Chapter 5: Beca's POV

24 0 0
                                    

Chloe and I have been dating for almost two months, and it has honestly been the happiest two months of my life. We do everything together and we really make each other happy. Everyone says were the perfect duo: Badass Beca and Softie Beale. I have been able to open up to Chloe about things that I rarely talk about such as my parent's divorce, which is very hard for me to talk about. I have never felt so comfortable around anyone in the way that I do when I'm with Chloe. If this is what true happiness feels like then I never want this feeling to go away.

Everything has been going really smoothly and I haven't really had a care in the world. Until I had a realization that snapped me back to reality. I missed my period and I had no idea why. I couldn't remember hooking up with anyone, but then I soon remembered my little drunken one-night stand with Jesse a couple weeks ago. There is absolutely no way I could be pregnant with Jesse's baby. Chloe would kill me and probably think me and Jesse hooking up was more than just a drunken mistake. Maybe I'm not pregnant, I'm only a few days late so there's no reason to start jumping to conclusions. I decide to be optimistic and just wait things out.

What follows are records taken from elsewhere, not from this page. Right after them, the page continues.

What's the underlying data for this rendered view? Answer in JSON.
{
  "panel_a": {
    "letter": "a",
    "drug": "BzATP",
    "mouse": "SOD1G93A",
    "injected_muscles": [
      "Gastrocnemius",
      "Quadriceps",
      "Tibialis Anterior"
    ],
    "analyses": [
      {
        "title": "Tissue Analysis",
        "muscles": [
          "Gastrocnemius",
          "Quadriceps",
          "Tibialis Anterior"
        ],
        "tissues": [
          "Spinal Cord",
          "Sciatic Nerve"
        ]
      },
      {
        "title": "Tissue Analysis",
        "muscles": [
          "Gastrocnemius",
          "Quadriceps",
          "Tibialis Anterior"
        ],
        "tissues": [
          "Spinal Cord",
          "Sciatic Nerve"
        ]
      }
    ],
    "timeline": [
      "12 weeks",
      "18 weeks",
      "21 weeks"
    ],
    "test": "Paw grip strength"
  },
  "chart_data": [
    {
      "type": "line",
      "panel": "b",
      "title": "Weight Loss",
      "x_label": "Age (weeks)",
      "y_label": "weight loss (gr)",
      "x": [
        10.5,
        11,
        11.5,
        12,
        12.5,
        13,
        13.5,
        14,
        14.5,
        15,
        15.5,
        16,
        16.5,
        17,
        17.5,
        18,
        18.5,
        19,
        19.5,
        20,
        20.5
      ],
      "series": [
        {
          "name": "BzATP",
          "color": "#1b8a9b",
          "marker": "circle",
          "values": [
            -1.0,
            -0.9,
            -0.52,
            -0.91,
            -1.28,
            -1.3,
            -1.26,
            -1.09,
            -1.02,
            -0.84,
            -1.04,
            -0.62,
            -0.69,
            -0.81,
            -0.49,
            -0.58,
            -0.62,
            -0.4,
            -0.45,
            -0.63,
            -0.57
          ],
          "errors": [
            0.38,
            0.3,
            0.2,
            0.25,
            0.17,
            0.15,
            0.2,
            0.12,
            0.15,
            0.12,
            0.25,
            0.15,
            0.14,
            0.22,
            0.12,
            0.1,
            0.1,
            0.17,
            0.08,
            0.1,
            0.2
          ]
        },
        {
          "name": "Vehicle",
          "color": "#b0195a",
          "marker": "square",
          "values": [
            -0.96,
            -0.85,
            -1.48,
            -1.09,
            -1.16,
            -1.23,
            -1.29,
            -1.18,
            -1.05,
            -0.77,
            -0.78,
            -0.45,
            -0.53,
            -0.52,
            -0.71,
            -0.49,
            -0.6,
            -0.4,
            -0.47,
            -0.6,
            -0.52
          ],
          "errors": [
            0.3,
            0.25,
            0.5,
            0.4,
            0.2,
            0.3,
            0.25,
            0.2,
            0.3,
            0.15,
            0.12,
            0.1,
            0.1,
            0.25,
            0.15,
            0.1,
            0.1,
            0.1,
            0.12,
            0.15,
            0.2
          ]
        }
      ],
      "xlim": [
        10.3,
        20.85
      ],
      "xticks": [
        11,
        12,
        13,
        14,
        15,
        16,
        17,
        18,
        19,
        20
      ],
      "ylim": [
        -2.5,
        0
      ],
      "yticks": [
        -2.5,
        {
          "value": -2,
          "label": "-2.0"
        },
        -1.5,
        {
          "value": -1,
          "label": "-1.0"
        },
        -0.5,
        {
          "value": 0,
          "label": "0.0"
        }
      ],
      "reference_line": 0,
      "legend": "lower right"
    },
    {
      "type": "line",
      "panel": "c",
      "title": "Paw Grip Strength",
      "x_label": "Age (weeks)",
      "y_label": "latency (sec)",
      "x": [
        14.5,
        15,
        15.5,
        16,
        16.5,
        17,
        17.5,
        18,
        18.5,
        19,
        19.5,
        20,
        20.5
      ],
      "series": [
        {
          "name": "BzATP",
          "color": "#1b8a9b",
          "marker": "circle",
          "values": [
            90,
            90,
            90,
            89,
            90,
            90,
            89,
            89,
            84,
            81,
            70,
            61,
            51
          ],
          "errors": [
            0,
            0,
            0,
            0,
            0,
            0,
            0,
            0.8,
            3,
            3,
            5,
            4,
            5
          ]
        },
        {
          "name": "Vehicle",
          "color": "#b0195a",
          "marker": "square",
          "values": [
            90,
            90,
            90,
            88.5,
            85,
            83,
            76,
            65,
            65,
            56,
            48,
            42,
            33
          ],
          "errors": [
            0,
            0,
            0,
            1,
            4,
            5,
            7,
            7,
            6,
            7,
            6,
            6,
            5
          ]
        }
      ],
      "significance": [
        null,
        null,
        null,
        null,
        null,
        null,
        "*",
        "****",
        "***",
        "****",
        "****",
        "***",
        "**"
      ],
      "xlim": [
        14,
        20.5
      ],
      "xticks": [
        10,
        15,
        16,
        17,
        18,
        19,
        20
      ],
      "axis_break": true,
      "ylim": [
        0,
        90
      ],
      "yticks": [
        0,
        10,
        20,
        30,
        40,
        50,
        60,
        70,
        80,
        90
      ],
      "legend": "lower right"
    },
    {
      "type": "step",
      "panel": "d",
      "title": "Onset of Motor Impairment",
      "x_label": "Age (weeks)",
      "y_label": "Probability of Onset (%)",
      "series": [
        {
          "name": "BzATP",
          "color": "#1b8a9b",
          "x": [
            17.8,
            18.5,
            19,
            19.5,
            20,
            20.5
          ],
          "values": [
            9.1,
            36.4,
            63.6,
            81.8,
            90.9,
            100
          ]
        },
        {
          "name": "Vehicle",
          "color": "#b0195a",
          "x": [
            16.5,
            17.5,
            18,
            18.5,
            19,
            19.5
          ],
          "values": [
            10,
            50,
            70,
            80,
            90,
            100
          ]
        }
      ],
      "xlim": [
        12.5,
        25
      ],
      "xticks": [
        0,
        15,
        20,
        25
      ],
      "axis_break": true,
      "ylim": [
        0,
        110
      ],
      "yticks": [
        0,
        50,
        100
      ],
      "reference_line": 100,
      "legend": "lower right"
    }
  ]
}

A week passed and I started to raise some concern. What if I really am pregnant with Jesse's baby? How would I tell Chloe? What would I tell Jesse? How would I be able to afford to take care of a baby on a college salary? All these questions came flooding into my head, which made me feel dizzy and puke in the plastic houseplant on Kimmy Jin's desk. I decided that my only option is to get a pregnancy test so I know what the fuck is going on.

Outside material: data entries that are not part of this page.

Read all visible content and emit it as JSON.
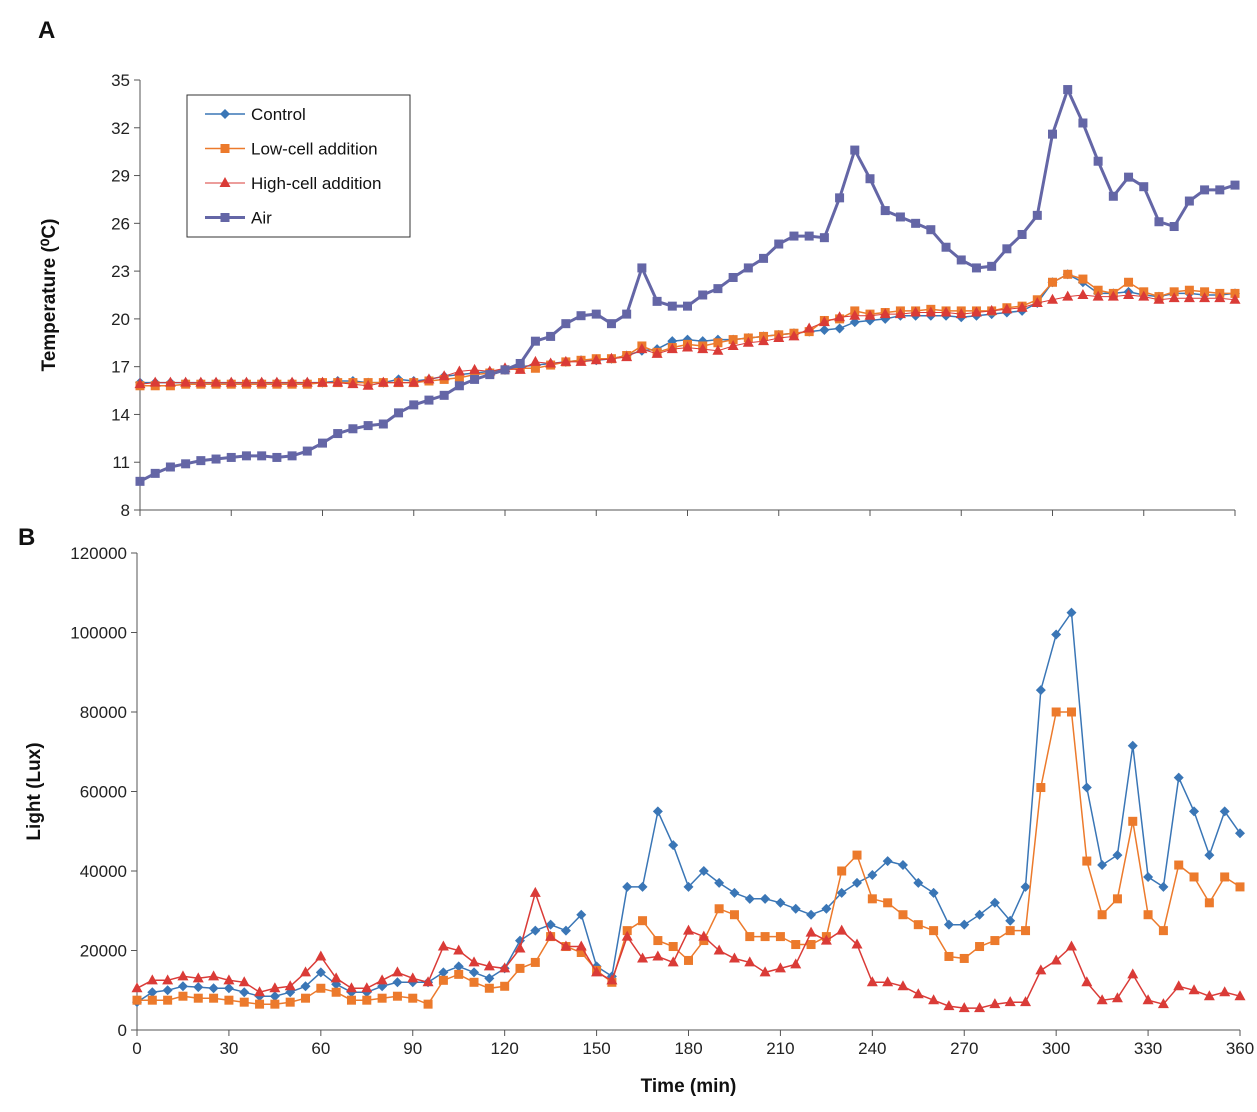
{
  "chart_data": [
    {
      "type": "line",
      "panel_label": "A",
      "y_label": "Temperature (⁰C)",
      "x": [
        0,
        5,
        10,
        15,
        20,
        25,
        30,
        35,
        40,
        45,
        50,
        55,
        60,
        65,
        70,
        75,
        80,
        85,
        90,
        95,
        100,
        105,
        110,
        115,
        120,
        125,
        130,
        135,
        140,
        145,
        150,
        155,
        160,
        165,
        170,
        175,
        180,
        185,
        190,
        195,
        200,
        205,
        210,
        215,
        220,
        225,
        230,
        235,
        240,
        245,
        250,
        255,
        260,
        265,
        270,
        275,
        280,
        285,
        290,
        295,
        300,
        305,
        310,
        315,
        320,
        325,
        330,
        335,
        340,
        345,
        350,
        355,
        360
      ],
      "xlim": [
        0,
        360
      ],
      "xticks": [
        0,
        30,
        60,
        90,
        120,
        150,
        180,
        210,
        240,
        270,
        300,
        330,
        360
      ],
      "ylim": [
        8,
        35
      ],
      "yticks": [
        8,
        11,
        14,
        17,
        20,
        23,
        26,
        29,
        32,
        35
      ],
      "legend": "top-left",
      "series": [
        {
          "name": "Control",
          "color": "#3a76b6",
          "marker": "diamond",
          "width": 1.5,
          "values": [
            16.0,
            16.0,
            16.0,
            16.0,
            16.0,
            16.0,
            16.0,
            16.0,
            16.0,
            16.0,
            16.0,
            16.0,
            16.0,
            16.1,
            16.1,
            16.0,
            16.0,
            16.2,
            16.1,
            16.2,
            16.4,
            16.5,
            16.6,
            16.7,
            16.8,
            17.0,
            17.1,
            17.2,
            17.3,
            17.4,
            17.4,
            17.5,
            17.7,
            18.0,
            18.1,
            18.6,
            18.7,
            18.6,
            18.7,
            18.7,
            18.8,
            18.9,
            19.0,
            19.1,
            19.2,
            19.3,
            19.4,
            19.8,
            19.9,
            20.0,
            20.2,
            20.2,
            20.2,
            20.2,
            20.1,
            20.2,
            20.3,
            20.4,
            20.5,
            21.0,
            22.3,
            22.8,
            22.3,
            21.6,
            21.6,
            21.7,
            21.5,
            21.4,
            21.6,
            21.6,
            21.5,
            21.5,
            21.6
          ]
        },
        {
          "name": "Low-cell addition",
          "color": "#ec7a2c",
          "marker": "square",
          "width": 1.5,
          "values": [
            15.8,
            15.8,
            15.8,
            15.9,
            15.9,
            15.9,
            15.9,
            15.9,
            15.9,
            15.9,
            15.9,
            15.9,
            16.0,
            16.0,
            16.0,
            16.0,
            16.0,
            16.0,
            16.0,
            16.1,
            16.2,
            16.3,
            16.5,
            16.6,
            16.8,
            16.9,
            16.9,
            17.1,
            17.3,
            17.4,
            17.5,
            17.5,
            17.7,
            18.3,
            17.9,
            18.2,
            18.4,
            18.3,
            18.5,
            18.7,
            18.8,
            18.9,
            19.0,
            19.1,
            19.2,
            19.9,
            20.0,
            20.5,
            20.3,
            20.4,
            20.5,
            20.5,
            20.6,
            20.5,
            20.5,
            20.5,
            20.5,
            20.7,
            20.8,
            21.2,
            22.3,
            22.8,
            22.5,
            21.8,
            21.6,
            22.3,
            21.7,
            21.4,
            21.7,
            21.8,
            21.7,
            21.6,
            21.6
          ]
        },
        {
          "name": "High-cell addition",
          "color": "#da3b37",
          "marker": "triangle",
          "width": 1,
          "values": [
            15.9,
            16.0,
            16.0,
            16.0,
            16.0,
            16.0,
            16.0,
            16.0,
            16.0,
            16.0,
            16.0,
            16.0,
            16.0,
            16.0,
            15.9,
            15.8,
            16.0,
            16.0,
            16.0,
            16.2,
            16.4,
            16.7,
            16.8,
            16.7,
            16.9,
            16.8,
            17.3,
            17.2,
            17.3,
            17.3,
            17.4,
            17.5,
            17.6,
            18.1,
            17.8,
            18.1,
            18.2,
            18.1,
            18.0,
            18.3,
            18.5,
            18.6,
            18.8,
            18.9,
            19.4,
            19.8,
            20.1,
            20.2,
            20.2,
            20.3,
            20.3,
            20.4,
            20.4,
            20.4,
            20.3,
            20.4,
            20.5,
            20.6,
            20.7,
            21.0,
            21.2,
            21.4,
            21.5,
            21.4,
            21.4,
            21.5,
            21.4,
            21.2,
            21.3,
            21.3,
            21.3,
            21.3,
            21.2
          ]
        },
        {
          "name": "Air",
          "color": "#6466a6",
          "marker": "square",
          "width": 3,
          "values": [
            9.8,
            10.3,
            10.7,
            10.9,
            11.1,
            11.2,
            11.3,
            11.4,
            11.4,
            11.3,
            11.4,
            11.7,
            12.2,
            12.8,
            13.1,
            13.3,
            13.4,
            14.1,
            14.6,
            14.9,
            15.2,
            15.8,
            16.2,
            16.5,
            16.8,
            17.2,
            18.6,
            18.9,
            19.7,
            20.2,
            20.3,
            19.7,
            20.3,
            23.2,
            21.1,
            20.8,
            20.8,
            21.5,
            21.9,
            22.6,
            23.2,
            23.8,
            24.7,
            25.2,
            25.2,
            25.1,
            27.6,
            30.6,
            28.8,
            26.8,
            26.4,
            26.0,
            25.6,
            24.5,
            23.7,
            23.2,
            23.3,
            24.4,
            25.3,
            26.5,
            31.6,
            34.4,
            32.3,
            29.9,
            27.7,
            28.9,
            28.3,
            26.1,
            25.8,
            27.4,
            28.1,
            28.1,
            28.4
          ]
        }
      ]
    },
    {
      "type": "line",
      "panel_label": "B",
      "y_label": "Light (Lux)",
      "x_label": "Time (min)",
      "x": [
        0,
        5,
        10,
        15,
        20,
        25,
        30,
        35,
        40,
        45,
        50,
        55,
        60,
        65,
        70,
        75,
        80,
        85,
        90,
        95,
        100,
        105,
        110,
        115,
        120,
        125,
        130,
        135,
        140,
        145,
        150,
        155,
        160,
        165,
        170,
        175,
        180,
        185,
        190,
        195,
        200,
        205,
        210,
        215,
        220,
        225,
        230,
        235,
        240,
        245,
        250,
        255,
        260,
        265,
        270,
        275,
        280,
        285,
        290,
        295,
        300,
        305,
        310,
        315,
        320,
        325,
        330,
        335,
        340,
        345,
        350,
        355,
        360
      ],
      "xlim": [
        0,
        360
      ],
      "xticks": [
        0,
        30,
        60,
        90,
        120,
        150,
        180,
        210,
        240,
        270,
        300,
        330,
        360
      ],
      "ylim": [
        0,
        120000
      ],
      "yticks": [
        0,
        20000,
        40000,
        60000,
        80000,
        100000,
        120000
      ],
      "series": [
        {
          "color": "#3a76b6",
          "marker": "diamond",
          "width": 1.5,
          "values": [
            7000,
            9500,
            10000,
            11000,
            10800,
            10500,
            10500,
            9500,
            8500,
            8500,
            9500,
            11000,
            14500,
            11500,
            9500,
            9500,
            11000,
            12000,
            12000,
            12000,
            14500,
            16000,
            14500,
            13000,
            15500,
            22500,
            25000,
            26500,
            25000,
            29000,
            16000,
            13500,
            36000,
            36000,
            55000,
            46500,
            36000,
            40000,
            37000,
            34500,
            33000,
            33000,
            32000,
            30500,
            29000,
            30500,
            34500,
            37000,
            39000,
            42500,
            41500,
            37000,
            34500,
            26500,
            26500,
            29000,
            32000,
            27500,
            36000,
            85500,
            99500,
            105000,
            61000,
            41500,
            44000,
            71500,
            38500,
            36000,
            63500,
            55000,
            44000,
            55000,
            49500
          ]
        },
        {
          "color": "#ec7a2c",
          "marker": "square",
          "width": 1.5,
          "values": [
            7500,
            7500,
            7500,
            8500,
            8000,
            8000,
            7500,
            7000,
            6500,
            6500,
            7000,
            8000,
            10500,
            9500,
            7500,
            7500,
            8000,
            8500,
            8000,
            6500,
            12500,
            14000,
            12000,
            10500,
            11000,
            15500,
            17000,
            23500,
            21000,
            19500,
            15000,
            12000,
            25000,
            27500,
            22500,
            21000,
            17500,
            22500,
            30500,
            29000,
            23500,
            23500,
            23500,
            21500,
            21500,
            23500,
            40000,
            44000,
            33000,
            32000,
            29000,
            26500,
            25000,
            18500,
            18000,
            21000,
            22500,
            25000,
            25000,
            61000,
            80000,
            80000,
            42500,
            29000,
            33000,
            52500,
            29000,
            25000,
            41500,
            38500,
            32000,
            38500,
            36000
          ]
        },
        {
          "color": "#da3b37",
          "marker": "triangle",
          "width": 1.5,
          "values": [
            10500,
            12500,
            12500,
            13500,
            13000,
            13500,
            12500,
            12000,
            9500,
            10500,
            11000,
            14500,
            18500,
            13000,
            10500,
            10500,
            12500,
            14500,
            13000,
            12000,
            21000,
            20000,
            17000,
            16000,
            15500,
            20500,
            34500,
            23500,
            21000,
            21000,
            14500,
            12500,
            23500,
            18000,
            18500,
            17000,
            25000,
            23500,
            20000,
            18000,
            17000,
            14500,
            15500,
            16500,
            24500,
            22500,
            25000,
            21500,
            12000,
            12000,
            11000,
            9000,
            7500,
            6000,
            5500,
            5500,
            6500,
            7000,
            7000,
            15000,
            17500,
            21000,
            12000,
            7500,
            8000,
            14000,
            7500,
            6500,
            11000,
            10000,
            8500,
            9500,
            8500
          ]
        }
      ]
    }
  ]
}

I go to the drug store and grab the most expensive pregnancy test that they have so I would get the most accurate results. I got back to my dorm, took the test, and then there was the waiting period. The longest five minutes of my entire life. When the timer went off I almost didn't want to flip the test over, but I knew that I had to. I stood there in the bathroom with the test in my hand completely shocked. I'm pregnant with Jesse's baby and Chloe is going to think I have been cheating on her. I fall to my knees and start bawling my eyes out. I was finally happy and in a perfect relationship and now I'm not sure if I'm even going to have a girlfriend once I tell Chloe about this. The only thing I could think right now is: what the fuck did I get myself into?